George the Geologist

We were in Cork for much of the weekend, visiting with Dau.II. That always involves a visit to The English Market to purchase delectable eatables. I don't think there is anywhere else in Ireland more likely to make you fat just be sniffing the air.  But we also spent some time in Vibes and Scribes the best independent bookstore in Munster - it's new, remaindered and second-hand with something readable for every taste and every pocket.  But the high-light of our excursion to the city was a visit to The Crawford Gallery. This is like Bath's Victoria Art Gallery where we had fun last July: imposing wooden staircase, creaking wooden floors, immobile custodians, dark oil paintings, careful lighting. Their current exhibition is Stones, Slabs and Seascapes: George Victor du Noyer's Images of Ireland. It has been sponsored and facilitated by the Geological Survey of Ireland for whom du Noyer worked for 20 years. His job was to capture what the landscape looked like in the middle of the 19thC, which he did in thousands of pencil sketches and beautiful and informative water-colours. The copiously annotated map and view of Slea Head and the Blaskets at the head of this post [lifted from] is just one of GVduNoyer's view of the coastline of Ireland. As handsome and accomplished a meeting of Arts and Science as you might hope to find in a field note-book.
This is a picture of Sovereign Islets; a navigational hazard at the entrance to Oyster Haven in Co Cork. It appears as tiny inset in a corner of the map of that part of the coastline. du Noyer chose to depict the reef on the canvas of a small ship in a storm at sea. He didn't have to add that touch of whimsy, but I am so glad he did. It's the kind of detail that cannot be captured by a photograph. And it definitely can't be captured from a car: you have to get out in the landscape to really see what it's made of. For one thing, wet rocks reveal more geological detail than when they are dry, so your note-books need to be rain-proof.

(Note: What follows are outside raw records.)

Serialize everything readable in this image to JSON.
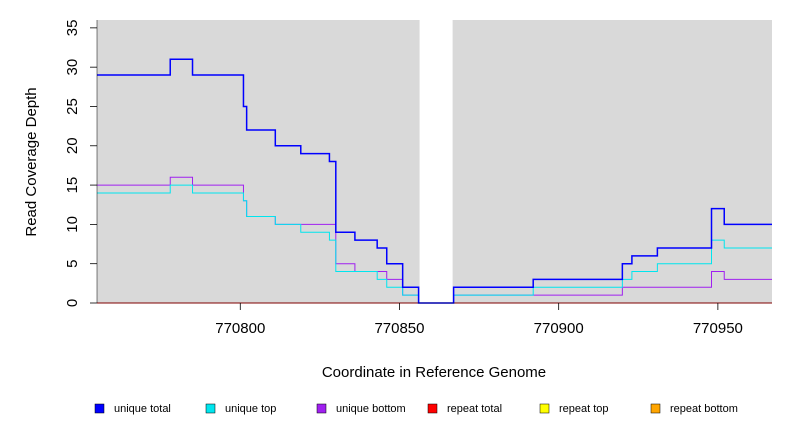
{
  "chart_data": {
    "type": "line",
    "xlabel": "Coordinate in Reference Genome",
    "ylabel": "Read Coverage Depth",
    "xlim": [
      770755,
      770967
    ],
    "ylim": [
      0,
      36
    ],
    "x_ticks": [
      770800,
      770850,
      770900,
      770950
    ],
    "y_ticks": [
      0,
      5,
      10,
      15,
      20,
      25,
      30,
      35
    ],
    "gap": [
      770856,
      770867
    ],
    "background_color": "#d9d9d9",
    "series": [
      {
        "name": "unique total",
        "color": "#0000ff",
        "x": [
          770755,
          770778,
          770785,
          770801,
          770802,
          770811,
          770819,
          770828,
          770830,
          770836,
          770843,
          770846,
          770851,
          770856,
          770867,
          770892,
          770920,
          770923,
          770931,
          770948,
          770952,
          770967
        ],
        "values": [
          29,
          31,
          29,
          25,
          22,
          20,
          19,
          18,
          9,
          8,
          7,
          5,
          2,
          0,
          2,
          3,
          5,
          6,
          7,
          12,
          10,
          10
        ]
      },
      {
        "name": "unique top",
        "color": "#00e5ee",
        "x": [
          770755,
          770778,
          770785,
          770801,
          770802,
          770811,
          770819,
          770828,
          770830,
          770836,
          770843,
          770846,
          770851,
          770856,
          770867,
          770892,
          770920,
          770923,
          770931,
          770948,
          770952,
          770967
        ],
        "values": [
          14,
          15,
          14,
          13,
          11,
          10,
          9,
          8,
          4,
          4,
          3,
          2,
          1,
          0,
          1,
          2,
          3,
          4,
          5,
          8,
          7,
          7
        ]
      },
      {
        "name": "unique bottom",
        "color": "#a020f0",
        "x": [
          770755,
          770778,
          770785,
          770801,
          770802,
          770811,
          770819,
          770828,
          770830,
          770836,
          770843,
          770846,
          770851,
          770856,
          770867,
          770892,
          770920,
          770923,
          770931,
          770948,
          770952,
          770967
        ],
        "values": [
          15,
          16,
          15,
          13,
          11,
          10,
          10,
          10,
          5,
          4,
          4,
          3,
          1,
          0,
          1,
          1,
          2,
          2,
          2,
          4,
          3,
          3
        ]
      },
      {
        "name": "repeat total",
        "color": "#ff0000",
        "x": [
          770755,
          770967
        ],
        "values": [
          0,
          0
        ]
      },
      {
        "name": "repeat top",
        "color": "#ffff00",
        "x": [
          770755,
          770967
        ],
        "values": [
          0,
          0
        ]
      },
      {
        "name": "repeat bottom",
        "color": "#ffa500",
        "x": [
          770755,
          770967
        ],
        "values": [
          0,
          0
        ]
      }
    ],
    "legend": [
      "unique total",
      "unique top",
      "unique bottom",
      "repeat total",
      "repeat top",
      "repeat bottom"
    ]
  }
}
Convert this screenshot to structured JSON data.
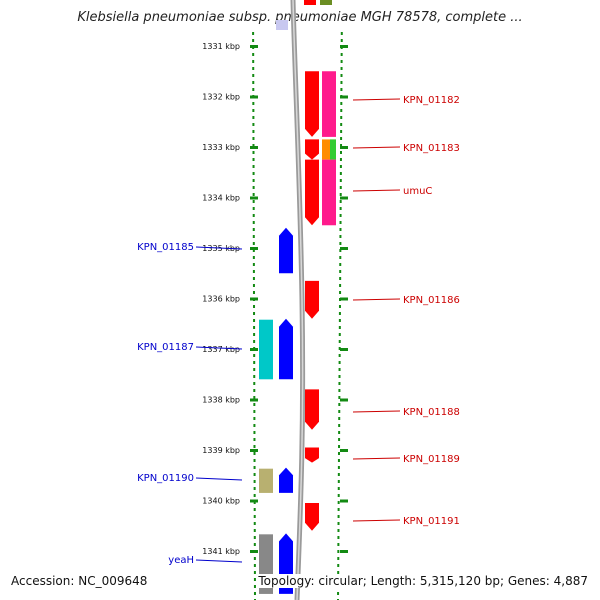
{
  "title": "Klebsiella pneumoniae subsp. pneumoniae MGH 78578, complete ...",
  "accession": "Accession: NC_009648",
  "summary": "Topology: circular; Length: 5,315,120 bp; Genes: 4,887",
  "colors": {
    "ruler": "#138a13",
    "backbone": "#888888",
    "forward_label": "#cc0000",
    "reverse_label": "#0000cc"
  },
  "ruler_ticks": [
    "1331 kbp",
    "1332 kbp",
    "1333 kbp",
    "1334 kbp",
    "1335 kbp",
    "1336 kbp",
    "1337 kbp",
    "1338 kbp",
    "1339 kbp",
    "1340 kbp",
    "1341 kbp"
  ],
  "forward_genes": [
    {
      "label": "KPN_01182",
      "start_kbp": 1331.5,
      "end_kbp": 1332.8,
      "color": "#ff0000",
      "cds_color": "#ff1a8c"
    },
    {
      "label": "KPN_01183",
      "start_kbp": 1332.85,
      "end_kbp": 1333.25,
      "color": "#ff0000",
      "cds_color": "#ff8c00"
    },
    {
      "label": "umuC",
      "start_kbp": 1333.25,
      "end_kbp": 1334.55,
      "color": "#ff0000",
      "cds_color": "#ff1a8c"
    },
    {
      "label": "KPN_01186",
      "start_kbp": 1335.65,
      "end_kbp": 1336.4,
      "color": "#ff0000",
      "cds_color": ""
    },
    {
      "label": "KPN_01188",
      "start_kbp": 1337.8,
      "end_kbp": 1338.6,
      "color": "#ff0000",
      "cds_color": ""
    },
    {
      "label": "KPN_01189",
      "start_kbp": 1338.95,
      "end_kbp": 1339.25,
      "color": "#ff0000",
      "cds_color": ""
    },
    {
      "label": "KPN_01191",
      "start_kbp": 1340.05,
      "end_kbp": 1340.6,
      "color": "#ff0000",
      "cds_color": ""
    }
  ],
  "reverse_genes": [
    {
      "label": "KPN_01185",
      "start_kbp": 1334.6,
      "end_kbp": 1335.5,
      "color": "#0000ff",
      "cds_color": ""
    },
    {
      "label": "KPN_01187",
      "start_kbp": 1336.4,
      "end_kbp": 1337.6,
      "color": "#0000ff",
      "cds_color": "#00c8c8"
    },
    {
      "label": "KPN_01190",
      "start_kbp": 1339.35,
      "end_kbp": 1339.85,
      "color": "#0000ff",
      "cds_color": "#b8b070"
    },
    {
      "label": "yeaH",
      "start_kbp": 1340.65,
      "end_kbp": 1341.85,
      "color": "#0000ff",
      "cds_color": "#888888"
    }
  ]
}
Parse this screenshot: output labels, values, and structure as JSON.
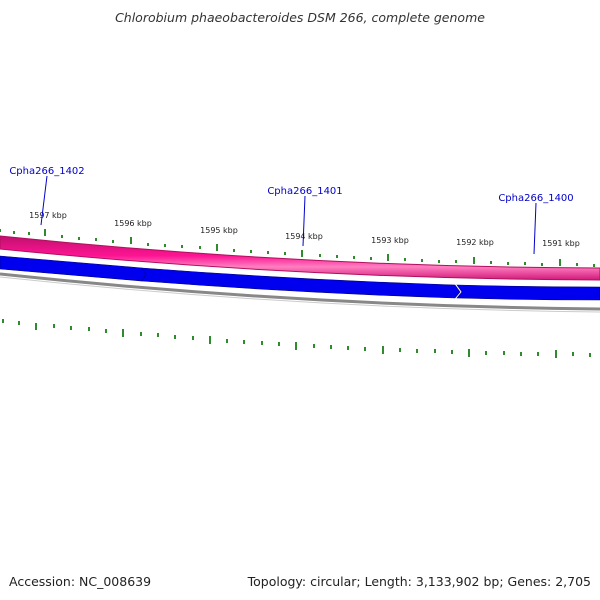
{
  "title": "Chlorobium phaeobacteroides DSM 266, complete genome",
  "footer": {
    "accession": "Accession: NC_008639",
    "summary": "Topology: circular; Length: 3,133,902 bp; Genes: 2,705"
  },
  "colors": {
    "gc_band": "#ff1493",
    "gene_forward": "#0000ee",
    "backbone": "#888888",
    "tick": "#2e8b2e",
    "gene_label": "#0000cc"
  },
  "scale_labels": [
    "1597 kbp",
    "1596 kbp",
    "1595 kbp",
    "1594 kbp",
    "1593 kbp",
    "1592 kbp",
    "1591 kbp"
  ],
  "genes": [
    {
      "label": "Cpha266_1402"
    },
    {
      "label": "Cpha266_1401"
    },
    {
      "label": "Cpha266_1400"
    }
  ]
}
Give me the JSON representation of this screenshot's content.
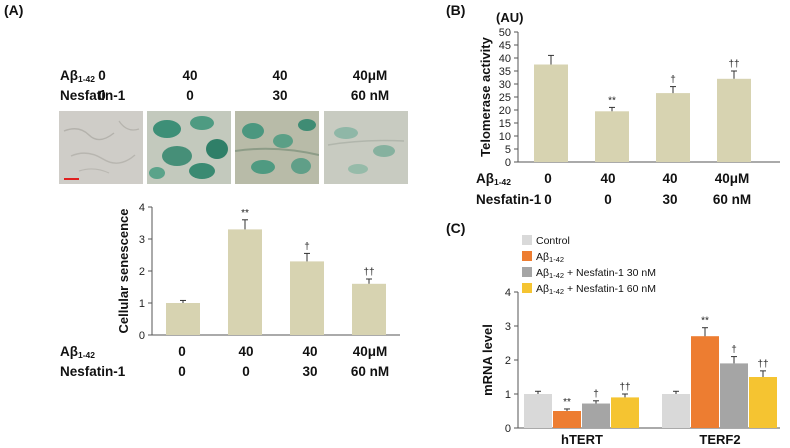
{
  "panels": {
    "a_label": "(A)",
    "b_label": "(B)",
    "c_label": "(C)"
  },
  "treatment_rows": {
    "abeta_main": "Aβ",
    "abeta_sub": "1-42",
    "nesfatin": "Nesfatin-1"
  },
  "panel_a": {
    "top_abeta_values": [
      "0",
      "40",
      "40",
      "40μM"
    ],
    "top_nesfatin_values": [
      "0",
      "0",
      "30",
      "60 nM"
    ],
    "bottom_abeta_values": [
      "0",
      "40",
      "40",
      "40μM"
    ],
    "bottom_nesfatin_values": [
      "0",
      "0",
      "30",
      "60 nM"
    ],
    "micrographs": [
      "control",
      "abeta",
      "abeta-nesfatin-30",
      "abeta-nesfatin-60"
    ]
  },
  "panel_b": {
    "abeta_values": [
      "0",
      "40",
      "40",
      "40μM"
    ],
    "nesfatin_values": [
      "0",
      "0",
      "30",
      "60 nM"
    ]
  },
  "colors": {
    "bar": "#d7d3b1",
    "control": "#d9d9d9",
    "abeta": "#ed7d31",
    "nes30": "#a5a5a5",
    "nes60": "#f5c431"
  },
  "chart_data": [
    {
      "id": "senescence",
      "type": "bar",
      "ylabel": "Cellular senescence",
      "ylim": [
        0,
        4
      ],
      "yticks": [
        "0",
        "1",
        "2",
        "3",
        "4"
      ],
      "categories": [
        "0/0",
        "40/0",
        "40/30",
        "40/60"
      ],
      "values": [
        1.0,
        3.3,
        2.3,
        1.6
      ],
      "errors": [
        0.08,
        0.3,
        0.25,
        0.15
      ],
      "annotations": [
        "",
        "**",
        "†",
        "††"
      ]
    },
    {
      "id": "telomerase",
      "type": "bar",
      "unit_label": "(AU)",
      "ylabel": "Telomerase activity",
      "ylim": [
        0,
        50
      ],
      "yticks": [
        "0",
        "5",
        "10",
        "15",
        "20",
        "25",
        "30",
        "35",
        "40",
        "45",
        "50"
      ],
      "categories": [
        "0/0",
        "40/0",
        "40/30",
        "40/60"
      ],
      "values": [
        37.5,
        19.5,
        26.5,
        32.0
      ],
      "errors": [
        3.5,
        1.5,
        2.5,
        3.0
      ],
      "annotations": [
        "",
        "**",
        "†",
        "††"
      ]
    },
    {
      "id": "mrna",
      "type": "bar",
      "ylabel": "mRNA level",
      "ylim": [
        0,
        4
      ],
      "yticks": [
        "0",
        "1",
        "2",
        "3",
        "4"
      ],
      "categories": [
        "hTERT",
        "TERF2"
      ],
      "legend": [
        {
          "main": "Control",
          "sub": "",
          "suffix": ""
        },
        {
          "main": "Aβ",
          "sub": "1-42",
          "suffix": ""
        },
        {
          "main": "Aβ",
          "sub": "1-42",
          "suffix": " + Nesfatin-1 30 nM"
        },
        {
          "main": "Aβ",
          "sub": "1-42",
          "suffix": " + Nesfatin-1 60 nM"
        }
      ],
      "series": [
        {
          "name": "Control",
          "values": [
            1.0,
            1.0
          ],
          "errors": [
            0.08,
            0.08
          ],
          "annotations": [
            "",
            ""
          ]
        },
        {
          "name": "Aβ1-42",
          "values": [
            0.5,
            2.7
          ],
          "errors": [
            0.06,
            0.25
          ],
          "annotations": [
            "**",
            "**"
          ]
        },
        {
          "name": "Aβ1-42 + Nesfatin-1 30 nM",
          "values": [
            0.72,
            1.9
          ],
          "errors": [
            0.08,
            0.2
          ],
          "annotations": [
            "†",
            "†"
          ]
        },
        {
          "name": "Aβ1-42 + Nesfatin-1 60 nM",
          "values": [
            0.9,
            1.5
          ],
          "errors": [
            0.1,
            0.18
          ],
          "annotations": [
            "††",
            "††"
          ]
        }
      ]
    }
  ]
}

I had bit of a chat with one of the curators at the Crawford when I went over to express my appreciation of the exhibition. In my day, I said (before the First War in unspoken parentheses), we had to draw what we saw down the microscope - because it was the only way to capture the information. I was thus essentially of the same generation as du Noyer, despite him being born 140 years earlier.  He drew the grand, I drew the tiny and both finished up on a sheet of paper about A4 in size.  Harrumph, I went on, my students at The Institute just capture the view down the microscope with their smartphone, print it out and stick it in their lab note book. No intellectual processing required! A good drawing can render the overall shape and appropriate levels of detail all on the same page - but that requires the mind to understand and the pencil to interpret what the eyes see. Even if more or less in focus a microphoto is little more than a pink or green blur as far as its information content is concerned.

du Noyer died in January 1869, in harness, in Antrim, of scarlet fever - an infection by Group A Streptococcus aka GAS, which has more or less disappeared from the experience or doctors and parents, thanks to the inroads made by penicillin and other antibiotics. One of his daughters died in the same week of the same dread disease back home in Dublin. Scarlatina also killed Charles Darwin's youngest child and rendered Annie Jump Cannon deaf - which handicap may have helped direct her career to astronomy.  It is not impossible that such tragedies will become commonplace again as we run out of therapies against once and future common deadly diseases.

150 years dead, du Noyer's sketches still speak to us so that we better understabd what we see in the landscape of Ireland.  His life and walks was the hook for a BBC documentary series on the landscape and history of Ireland in 2015. The best on-line source to show the extent of his works and talents is roaringwaterjournal.